2 thoughts on “Plurality in healthcare provision is integral to patient choice”

  1. Posted 16/10/2014 at 21:09 | Permalink

    This is misguided and takes no account of real life

    GP,s are not trained in the evaluation of and negotiation of large population based healthcare contracts This is why the have to expensively employ management consultants

    Private providers have received guaranteed payments for medical work even when patients have not taken up their services this is grossly unfair

    Private providers are often technically poor as the recent Taunton eye contract fiasco and the poor results from the Circle health Huntingdon contract demonstrate

    As modern hospital medicine is technically complicated it is expensive in both equipment and staff to have the spare capacity that is necessary for choice

    It would be far better for senior hospital staff to focus relentlessly on raising healthcare standards rather than chasing artificial contracts

  2. Posted 29/10/2014 at 13:54 | Permalink

    Anonymous

    “it is expensive in both equipment and staff to have the spare capacity that is necessary for choice”

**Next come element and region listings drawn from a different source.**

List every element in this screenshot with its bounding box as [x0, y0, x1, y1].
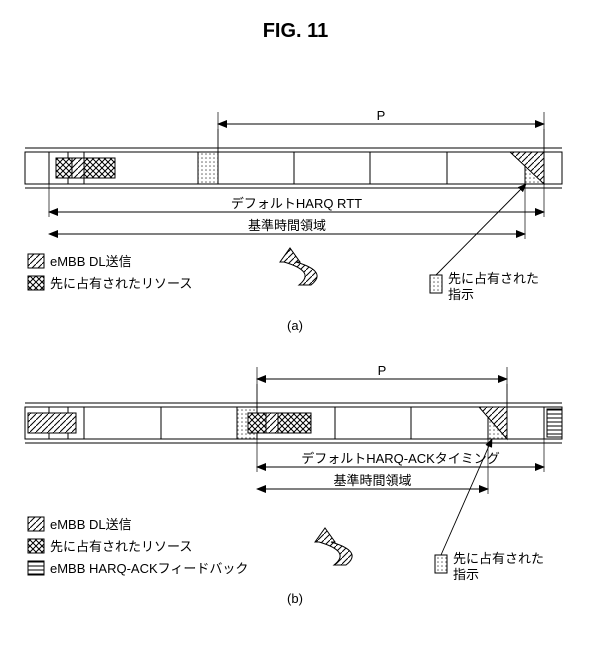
svg-text:基準時間領域: 基準時間領域: [248, 218, 326, 233]
svg-text:eMBB DL送信: eMBB DL送信: [50, 254, 132, 269]
svg-text:先に占有された: 先に占有された: [448, 271, 539, 286]
svg-text:指示: 指示: [448, 287, 474, 302]
svg-text:デフォルトHARQ RTT: デフォルトHARQ RTT: [231, 196, 362, 211]
svg-text:基準時間領域: 基準時間領域: [333, 473, 411, 488]
svg-text:先に占有された: 先に占有された: [453, 551, 544, 566]
svg-text:eMBB HARQ-ACKフィードバック: eMBB HARQ-ACKフィードバック: [50, 561, 248, 576]
svg-text:先に占有されたリソース: 先に占有されたリソース: [50, 276, 192, 291]
svg-text:デフォルトHARQ-ACKタイミング: デフォルトHARQ-ACKタイミング: [301, 451, 500, 466]
svg-text:eMBB DL送信: eMBB DL送信: [50, 517, 132, 532]
svg-text:(b): (b): [287, 591, 303, 606]
svg-text:(a): (a): [287, 318, 303, 333]
svg-text:先に占有されたリソース: 先に占有されたリソース: [50, 539, 192, 554]
subfigure-a: P デフォルトHARQ RTT 基準時間領域 eMBB DL送信先に占有されたリソース…: [25, 108, 562, 333]
svg-text:指示: 指示: [453, 567, 479, 582]
svg-text:P: P: [377, 108, 386, 123]
diagram-svg: PデフォルトHARQ RTT基準時間領域eMBB DL送信先に占有されたリソース…: [0, 0, 591, 646]
svg-text:P: P: [378, 363, 387, 378]
subfigure-b: P デフォルトHARQ-ACKタイミング基準時間領域 eMBB DL送信先に占有され…: [25, 363, 562, 606]
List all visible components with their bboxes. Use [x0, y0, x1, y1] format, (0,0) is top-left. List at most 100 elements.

    Spare capacity is expensive, but a requirement of medicine regardless who provides it. People don’t get sick at a uniform rate, accidents don’t happen at a constant rate and babies are not born on demand. Spare capacity is required who ever is in charge.

    You cite a couple of examples you claim are evidence of private failings, the better known failings in health are within the NHS structure. Not that specific failings in one or other is an argument for anything you have to look at aggregate figures.